Your bio on Psychology Today states that you’re an alcoholic and philosophy helps you maintain sobriety. How so?
“I am a philosopher who uses philosophy to help make sense and meaning of the experiences of addiction and recovery. Addicts tend to be some of the most philosophical people whom I have met, whether they have actually ever studied it or not. Philosophy has always grappled with meaning of life questions along with questions about moral character, self-knowledge, freedom, and responsibility. As a young person struggling with addiction, I came to recognize that I was not the person I wanted to be. Aristotle, an ancient Greek philosopher, argued that each of us become who we are by what we do. If I wanted to be a different person, I needed to act differently.”
How has alcoholism influenced your life and career?
“I think my alcoholism has made a better person in the sense of being more compassionate toward others and grateful for what I have in the world. I realize that I could decide to act very differently and risk losing so much of what I hold dear in my life. I also think my alcoholism has made a better teacher for college students. I was a raging alcoholic in college, and I see some of the same in students.”

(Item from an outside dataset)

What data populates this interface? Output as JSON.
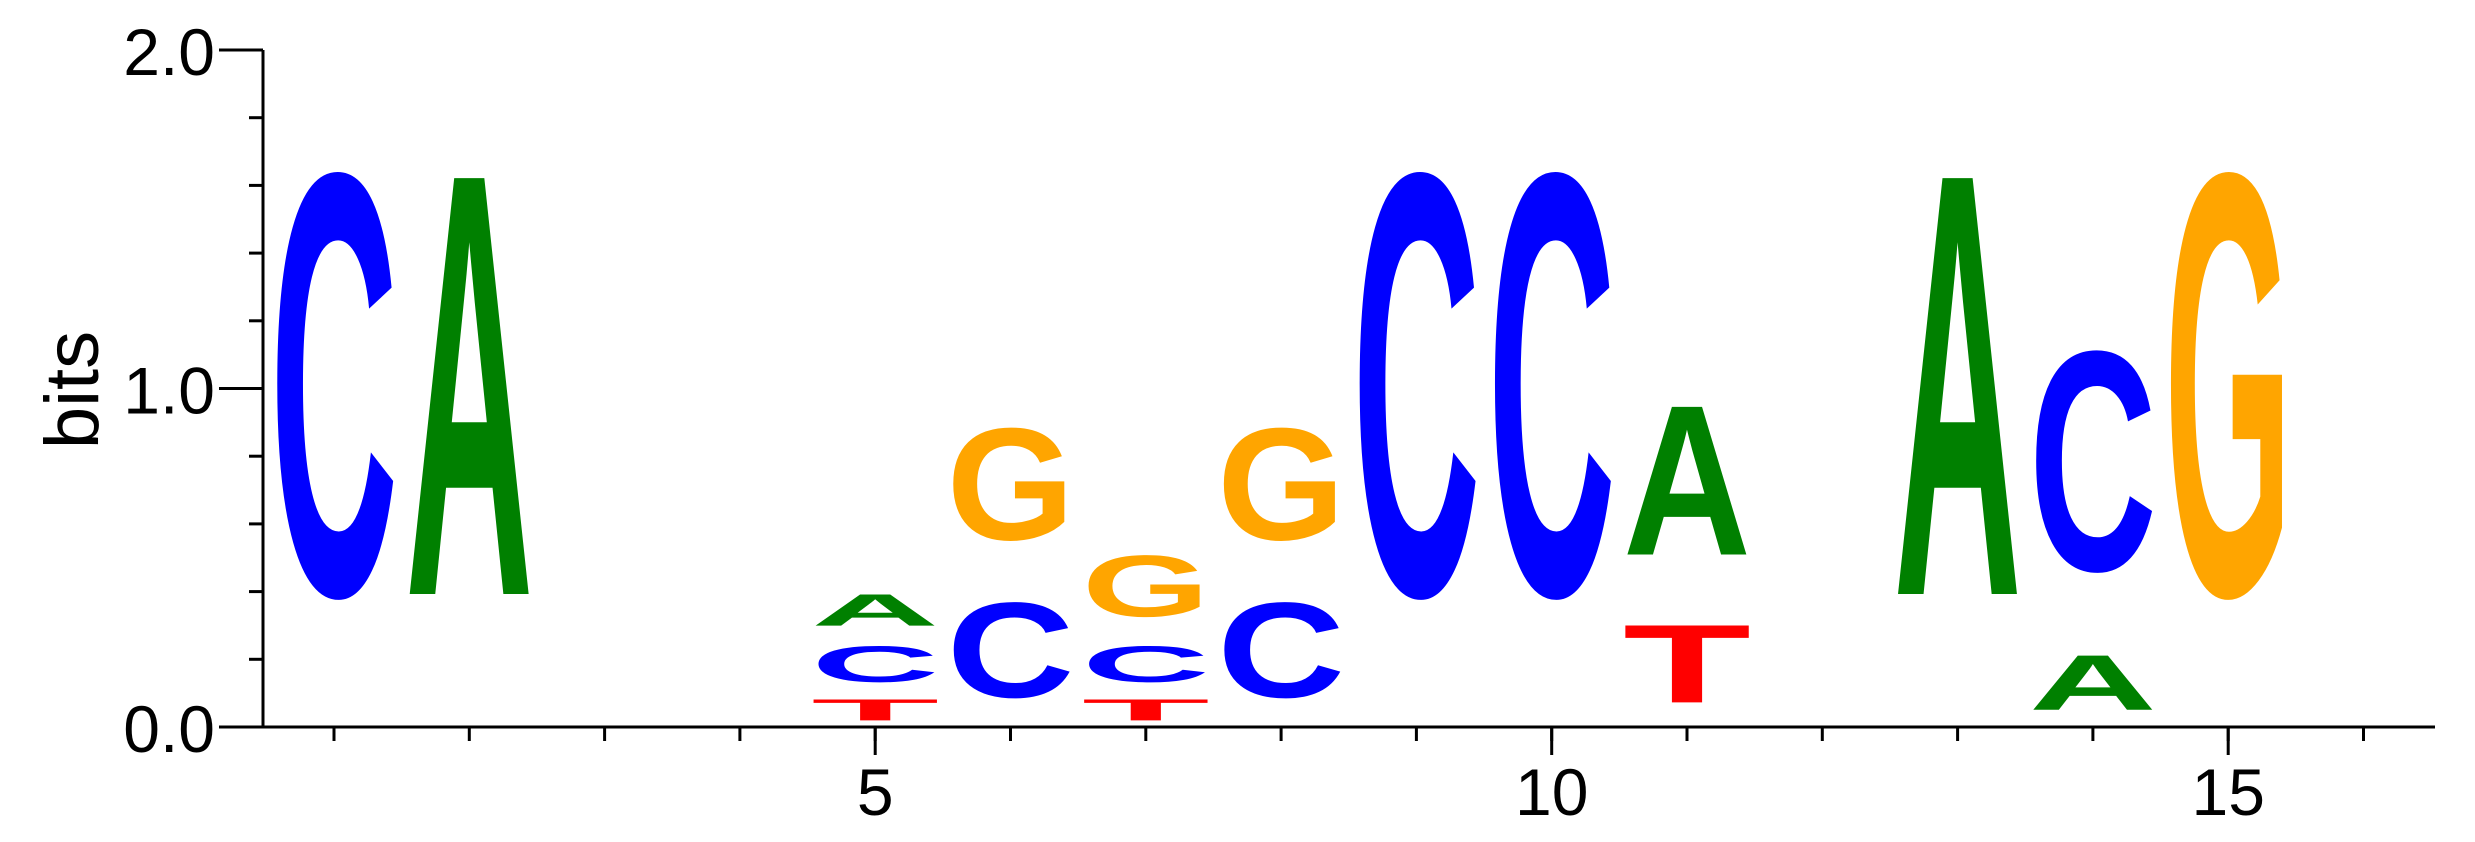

What is your view on the Millennial generation and use of alcohol/drugs?
“I honestly am a little frightened by the fact that so many millennials operate with the assumption that marijuana is harmless and not addictive. It can be quite harmful and is addictive. Also, I see more students mixing alcohol and marijuana while on some pretty serious drugs for anxiety, depression, and ADHD. Millennials are in many ways stressed and alcohol and drugs seem an easy escape route for some.”
In your article Why Are Senior Citizens Using More Illicit Drugs?, you explained that the Baby Boomers are one cause for the increase in drug use. Why do you think more elderly people are using illicit drugs?

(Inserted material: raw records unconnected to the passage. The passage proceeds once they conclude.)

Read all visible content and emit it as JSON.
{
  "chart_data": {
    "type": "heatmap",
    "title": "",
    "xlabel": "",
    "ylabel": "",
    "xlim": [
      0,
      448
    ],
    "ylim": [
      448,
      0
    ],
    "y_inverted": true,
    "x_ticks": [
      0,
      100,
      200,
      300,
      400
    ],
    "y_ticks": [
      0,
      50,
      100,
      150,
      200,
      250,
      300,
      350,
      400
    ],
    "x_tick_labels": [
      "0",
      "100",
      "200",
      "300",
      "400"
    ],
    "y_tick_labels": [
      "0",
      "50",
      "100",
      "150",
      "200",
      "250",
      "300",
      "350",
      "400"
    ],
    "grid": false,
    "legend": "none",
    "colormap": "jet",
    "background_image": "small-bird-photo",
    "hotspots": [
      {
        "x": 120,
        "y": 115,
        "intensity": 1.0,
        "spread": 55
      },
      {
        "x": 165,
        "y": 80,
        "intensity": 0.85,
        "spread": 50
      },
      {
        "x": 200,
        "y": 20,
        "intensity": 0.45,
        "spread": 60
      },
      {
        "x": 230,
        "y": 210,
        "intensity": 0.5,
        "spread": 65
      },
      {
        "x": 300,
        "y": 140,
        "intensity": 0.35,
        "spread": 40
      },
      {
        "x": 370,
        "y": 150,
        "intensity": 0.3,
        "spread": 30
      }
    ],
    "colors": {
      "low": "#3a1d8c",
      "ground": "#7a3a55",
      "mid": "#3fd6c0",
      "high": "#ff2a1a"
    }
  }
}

“Seniors are stressed in some related ways to millenials. Financial insecurity and worry about their children and grandchildren are major stressors. I think too, that the pain medications are particularly dangerous for seniors. They can do everything right and take as prescribed and still get addicted. There’s a heavy layer of shame that may then propel misuse into abuse into addiction. Anti-anxiety medications (benzodiazepines,) and the sleep aids (sedatives,) are really powerfully addictive drugs as well. As our bodies age, we become less able to process/metabolize alcohol and drugs; addictions can develop more quickly. Geronotologists and other physicians need to be very mindful of this.”

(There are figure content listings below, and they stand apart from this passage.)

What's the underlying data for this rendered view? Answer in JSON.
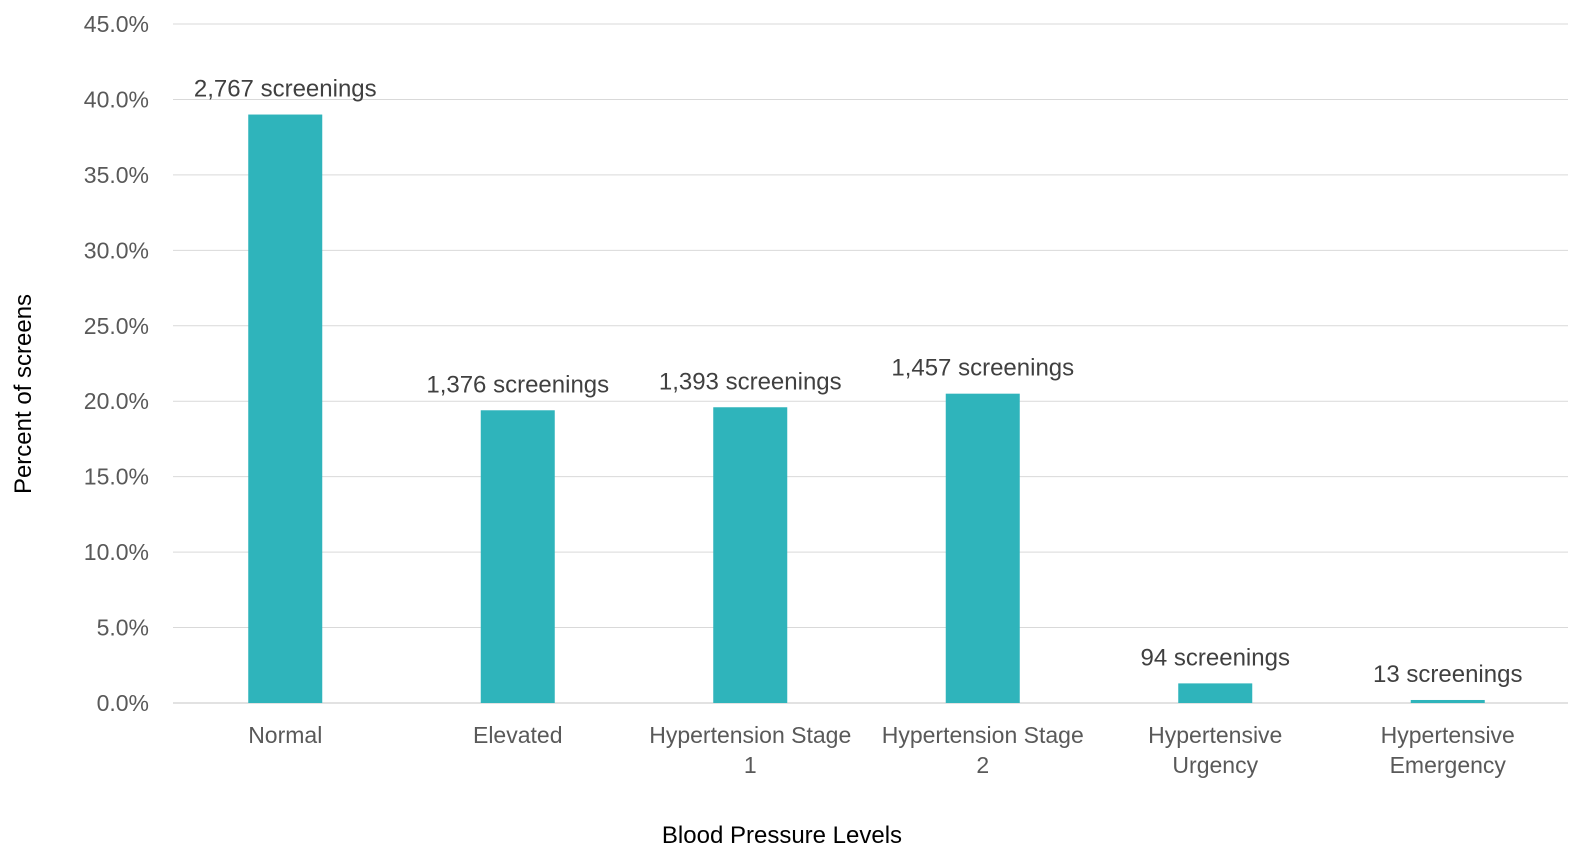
{
  "chart_data": {
    "type": "bar",
    "title": "",
    "xlabel": "Blood Pressure Levels",
    "ylabel": "Percent of screens",
    "ylim": [
      0,
      45
    ],
    "ytick_step": 5,
    "ytick_format": "percent_1dp",
    "grid": true,
    "legend": "none",
    "bar_color": "#2fb4bb",
    "categories": [
      [
        "Normal"
      ],
      [
        "Elevated"
      ],
      [
        "Hypertension Stage",
        "1"
      ],
      [
        "Hypertension Stage",
        "2"
      ],
      [
        "Hypertensive",
        "Urgency"
      ],
      [
        "Hypertensive",
        "Emergency"
      ]
    ],
    "values": [
      39.0,
      19.4,
      19.6,
      20.5,
      1.3,
      0.2
    ],
    "data_labels": [
      "2,767 screenings",
      "1,376 screenings",
      "1,393 screenings",
      "1,457 screenings",
      "94 screenings",
      "13 screenings"
    ]
  }
}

What do you expect or hope for the future generations with regard to substance abuse and treatment?
“I hope for better preventative educational programs. There’s a lot of wisdom in the old saw that ‘an ounce of prevention is worth a pound of cure.’ Let’s stop addiction from taking root in people’s lives. There’s starting to be good evidence that if you keep teenagers busy and engaged in meaningful activities, they are less likely to be bored. A lot of young people start drinking and using because of boredom. We also need to direct efforts at more vulnerable populations of young people such as glbt folks. We also need to enlist communities. Yes, addiction is something an individual has but we’re losing large swatches of communities to addiction. For those who need treatment, we need better and more affordable treatment options. The U.S. government needs to dedicate the funds to prevention, education, and treatment options for drug addiction as opposed to doubling down on criminalization of addiction.”
In your book “Life on the Rocks: Finding Meaning in Addiction and Recovery,” what is the key philosophical question addicts must think about?”
The most basic existential dilemma is: shall I live or shall I die? If I decide to live, then the question becomes how to live. This is turn raises the issue of what it means to live well or flourish. No person can answer these questions for another, and these are questions that can’t be answered in the abstract; they must be lived.”
In your article Addiction and Self-Deception, how do addicts deceive themselves?
“There are multiple forms of self-deception and addicts (and anyone else, frankly,) can struggle with various forms of them. The best known ones are rationalization, denial, and minimization. These have gotten a lot of attention so I tend to leave them alone. I like exploring the lesser known forms of self-deception: procrastination, perfectionism, and double-think (from George Orwell.)”
If you had one word of advice for Millennials, what would it be?
“Know who you are, what you stand for, and how you want to be in the world.”